This last weekend was my final race for 2018 and although there is no Medal Monday to show for it, my Garmin route and Trail Events buff serve as medals enough. As it turns out, it was the kind of running event where the other runners looked very fast; short shorts whatever the weather kind of fast runners who’s french baguette legs and strong quads make you question your decision to start running at all and consider whether maybe there’s another sport out there more suited to you.
The weather was everything you don’t want on race day: rain coming down in sheets so hard it bounced and winds that make standing straight a challenge not to be messed with. The start line was on the beach with a clear stretch of hard wet sand to the estuary which wound up just above my knees deep. This river crossing was what I was most apprehensive about due to the cold I anticipated (I had no idea how shit my head torch was at this point). I don’t think I need to explain the cold; it was as cold as you most likely imagine it to have been complimented with lashings of wind and pelting rain pellets trying to penetrate your skin. This was a moment for using mindfulness to zone out of some sensations and into the task in hand. I breathed through it slowly and focused on the water just ahead of me. Each time after a while, the water became more shallow again as I waded towards the other side.
The crowd were all seemingly very friendly with numerous encouragements of “well done” more times than I can remember by other runners who were essentially lapping me on the return loop. This was all very friendly and well meaning, but with the course being a turn around loop I did feel rather inadequate and uncomfortable with my own performance. I know I often says “comparison is the thief of joy” and I stand by that statement.
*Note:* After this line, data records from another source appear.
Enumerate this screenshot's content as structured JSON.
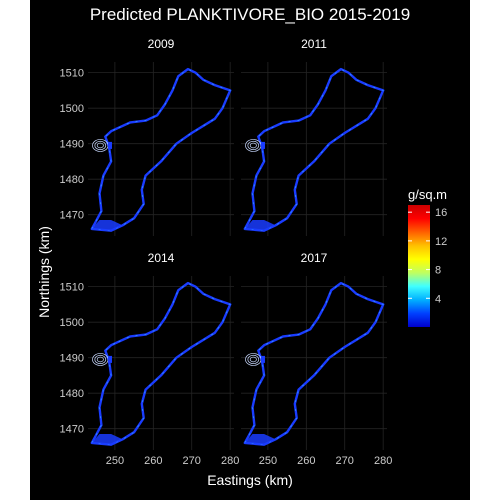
{
  "title": "Predicted PLANKTIVORE_BIO 2015-2019",
  "xlabel": "Eastings (km)",
  "ylabel": "Northings (km)",
  "legend": {
    "title": "g/sq.m",
    "ticks": [
      "4",
      "8",
      "12",
      "16"
    ],
    "tick_values": [
      4,
      8,
      12,
      16
    ],
    "range": [
      0,
      17
    ],
    "colors": [
      "#0000cc",
      "#0040ff",
      "#00b0ff",
      "#40ffff",
      "#c0ff60",
      "#ffff00",
      "#ffc000",
      "#ff6000",
      "#ff0000",
      "#cc0000"
    ]
  },
  "chart_data": {
    "type": "heatmap",
    "facets": [
      "2009",
      "2011",
      "2014",
      "2017"
    ],
    "xlim": [
      243,
      281
    ],
    "ylim": [
      1464,
      1513
    ],
    "x_ticks": [
      "250",
      "260",
      "270",
      "280"
    ],
    "x_tick_values": [
      250,
      260,
      270,
      280
    ],
    "y_ticks": [
      "1470",
      "1480",
      "1490",
      "1500",
      "1510"
    ],
    "y_tick_values": [
      1470,
      1480,
      1490,
      1500,
      1510
    ],
    "grid": true,
    "legend_position": "right",
    "island_color": "#1a3cff",
    "highlight_color": "#3fd0ff",
    "coastline": [
      [
        251,
        1494.5
      ],
      [
        254,
        1496
      ],
      [
        258,
        1496.5
      ],
      [
        261,
        1498
      ],
      [
        263,
        1501
      ],
      [
        265,
        1505
      ],
      [
        266.5,
        1509
      ],
      [
        269,
        1511
      ],
      [
        271,
        1510
      ],
      [
        273,
        1508
      ],
      [
        276,
        1506.5
      ],
      [
        280,
        1505
      ],
      [
        278,
        1500
      ],
      [
        276,
        1497
      ],
      [
        270,
        1493
      ],
      [
        266,
        1490
      ],
      [
        262,
        1485
      ],
      [
        258,
        1481
      ],
      [
        257,
        1477
      ],
      [
        257.5,
        1473
      ],
      [
        255,
        1469
      ],
      [
        252,
        1467
      ],
      [
        249,
        1465.5
      ],
      [
        244,
        1466
      ],
      [
        245,
        1468
      ],
      [
        246.5,
        1471
      ],
      [
        246,
        1476
      ],
      [
        247,
        1481
      ],
      [
        249,
        1485
      ],
      [
        248.5,
        1489
      ],
      [
        247.5,
        1492
      ],
      [
        249,
        1493.5
      ]
    ],
    "lagoon_center": [
      246.2,
      1489.5
    ]
  }
}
It really is, however after a while, and once I got to the turn around point it was just me and the woodland trail running along the estuary.
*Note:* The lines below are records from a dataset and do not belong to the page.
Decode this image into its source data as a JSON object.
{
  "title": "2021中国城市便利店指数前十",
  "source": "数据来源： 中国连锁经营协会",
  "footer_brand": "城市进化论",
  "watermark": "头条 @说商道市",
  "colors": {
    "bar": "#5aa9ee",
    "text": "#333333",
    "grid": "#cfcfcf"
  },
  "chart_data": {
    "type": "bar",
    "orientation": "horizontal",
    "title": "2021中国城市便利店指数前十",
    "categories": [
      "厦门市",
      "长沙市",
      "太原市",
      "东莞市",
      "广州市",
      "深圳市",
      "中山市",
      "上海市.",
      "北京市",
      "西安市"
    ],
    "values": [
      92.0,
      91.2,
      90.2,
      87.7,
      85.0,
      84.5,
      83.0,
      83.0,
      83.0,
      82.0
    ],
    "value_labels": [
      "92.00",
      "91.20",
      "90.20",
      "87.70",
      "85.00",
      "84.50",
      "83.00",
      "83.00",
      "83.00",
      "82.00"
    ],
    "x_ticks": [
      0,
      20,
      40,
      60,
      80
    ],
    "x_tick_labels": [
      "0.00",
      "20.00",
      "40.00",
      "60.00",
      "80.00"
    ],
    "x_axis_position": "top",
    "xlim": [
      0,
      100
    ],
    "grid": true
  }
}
I really enjoyed the peace and quiet of the trail and it was a really nice antidote to a week of exams, excessive socializing and generally being quite busy. Even when I was alone in the pitch black with just my phone torch I was able to take this in my stride. My head torch died, although was also absolutely useless even when it was working. The only sounds were birds, the flowing water that morphed into waves and strong winds as I edged closer to the beach again, the creaking of enormous trees swaying in the wind and my feet squelching along the trail.
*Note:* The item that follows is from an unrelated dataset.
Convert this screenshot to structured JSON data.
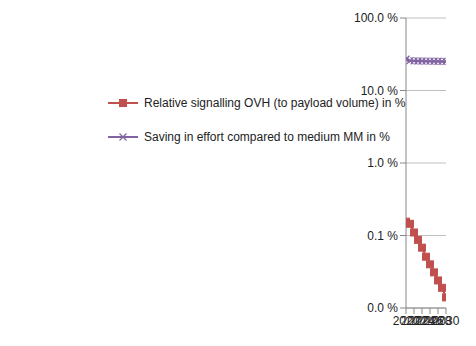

With this being the area I grew up in, being in the woods after dark is nothing new to me. I spent half of my teenage years deep in the woods at night with my friends in these areas. A trip down memory lane was the initial attraction of this race for me, and in bringing me some of the calm I found in woodland when I was younger it served it’s purpose well.
The final stretch across the sand was the most difficult stretch despite being essentially flat and able to see the lights of the end up the hill. It was at this point that I kept imagining myself on a documentary about my life and running, and imagining how the people on Gogglebox would be cheering me on through the wind and rain. Having an imaginary cheer team from the warmth of their imaginary sofas whilst I faced the elements seemed to really help. A hot chocolate in the refurbished old school house was a good end to a grueling and good day out.
Although this won’t go down as a best performance run it is definitely a learning curve and experience under my belt kind of run. Maybe next year I won’t have the apprehension about crossing such deep cold water. To top it off, I saw some crabs in the estuary water – now there’s something you don’t so on a road race.